En las opiniones de Sebastián Pérez y Franco Beghelli se afirma que el sistema “neoliberal” amaría a los trabajadores culturales porque están dispuestos libremente a trabajar en condiciones precarias al optar por trabajos sin contrato fijo y/o sin cotizaciones. Si por amar entendemos que la economía de mercado funcionaría mejor o requeriría necesariamente de trabajadores en condiciones precarias para poder desplegar toda su virulencia, diría que esta observación con tintes de crítica marxista a la revolución industrial es completamente errónea puesto que la precariedad laboral no es un daño colateral o una necesidad inherente de este sistema económico, sino un resultado lamentable de cualquier país que ostente un bajo nivel de desarrollo.

Para reducir la precariedad de los trabajadores se necesita generar riqueza y oportunidades y los países que están en condiciones de ofrecer una mejor calidad de vida son precisamente aquellos con una economía de mercado sana, funcionando bajo estrictas reglas de transparencia y con un estado eficiente.

Sebastián Pérez destaca que los actores deben hacer un sinnúmero de otros trabajos para subsistir, que el modelo cultural que se ha consagrado en los últimos 40 años ha transferido la carga económica de su producción no al estado ni al mercado, sino a la sociedad, y finalmente quisiera comentar la siguiente curiosa definición del mismo autor: “La principal característica que define al neoliberalismo progresista es su preocupación por abordar una agenda valórico-cultural que, sin embargo, no toca la agenda económica, sino que por el contrario, la consagra como prioritaria para su proyecto de gobierno”.

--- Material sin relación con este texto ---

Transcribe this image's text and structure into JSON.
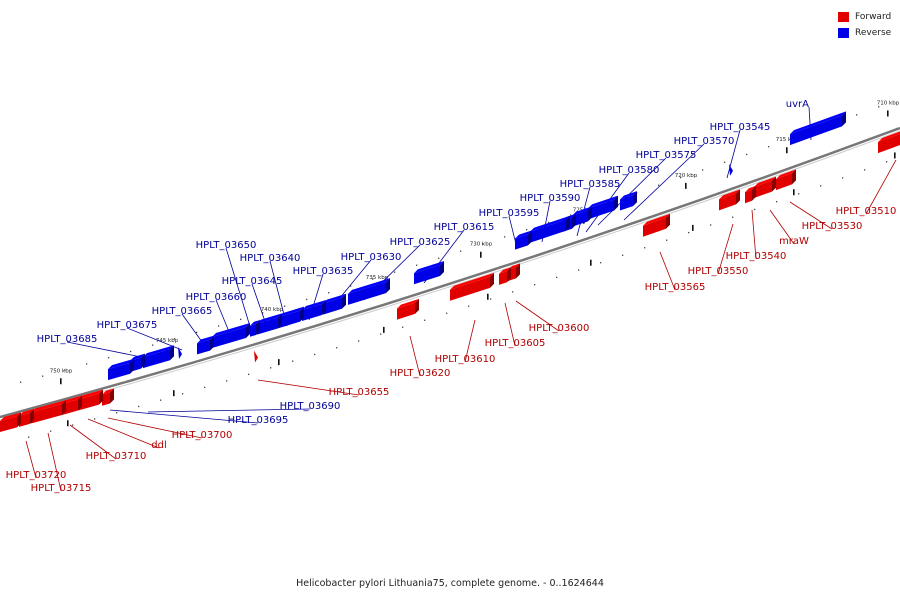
{
  "title": "Helicobacter pylori Lithuania75, complete genome. - 0..1624644",
  "legend": {
    "items": [
      {
        "label": "Forward",
        "color": "#e00000"
      },
      {
        "label": "Reverse",
        "color": "#0000e6"
      }
    ]
  },
  "colors": {
    "forward": "#e00000",
    "reverse": "#0000e6",
    "backbone": "#777777",
    "forward_label": "#b00000",
    "reverse_label": "#000099"
  },
  "scale": {
    "ticks": [
      "710 kbp",
      "715 kbp",
      "720 kbp",
      "725 kbp",
      "730 kbp",
      "735 kbp",
      "740 kbp",
      "745 kbp",
      "750 kbp"
    ]
  },
  "genes": {
    "forward": [
      "HPLT_03510",
      "HPLT_03530",
      "mraW",
      "HPLT_03540",
      "HPLT_03550",
      "HPLT_03565",
      "HPLT_03600",
      "HPLT_03605",
      "HPLT_03610",
      "HPLT_03620",
      "HPLT_03655",
      "HPLT_03700",
      "ddl",
      "HPLT_03710",
      "HPLT_03715",
      "HPLT_03720"
    ],
    "reverse": [
      "uvrA",
      "HPLT_03545",
      "HPLT_03570",
      "HPLT_03575",
      "HPLT_03580",
      "HPLT_03585",
      "HPLT_03590",
      "HPLT_03595",
      "HPLT_03615",
      "HPLT_03625",
      "HPLT_03630",
      "HPLT_03635",
      "HPLT_03640",
      "HPLT_03645",
      "HPLT_03650",
      "HPLT_03660",
      "HPLT_03665",
      "HPLT_03675",
      "HPLT_03685",
      "HPLT_03690",
      "HPLT_03695"
    ]
  }
}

¿Cuál es el propósito de señalar que los actores deben realizar variadas actividades para subsistir? Estamos de acuerdo que lo deseable es que las personas puedan desarrollarse profesionalmente en sus áreas de interés, pero constatando que este no ha sido el caso en ningún periodo histórico, el mejor intento de acercarse a ese ideal lo ha demostrado sin lugar a dudas la unión entre democracia liberal y libertad económica. En la segunda afirmación se incurre en el error de separar mercado de sociedad. El mercado, que no es otra cosa que ese lugar donde se tranzan bienes y servicios somos nosotros, la sociedad, compuesta por individuos que están constantemente ejerciendo su libertad y tomando decisiones.

Finalmente, existe una manera bastante certera, aunque poco sofisticada para definir sin tanto enredo a este personaje “neoliberal-progresista”: Si abogas con igual convicción por la libertad económica como por la libertad personal (donde caben las valórico-cultural señaladas) entonces perteneces a la rama de los liberales. Punto. Tildar a alguien de “neoliberal-progresista” solo busca ejercer un reproche moral a quien se defina como liberal.

Las opiniones vertidas en este artículo son de exclusiva responsabilidad de quienes las emiten y no representan, necesariamente, el pensamiento de Revista Hiedra.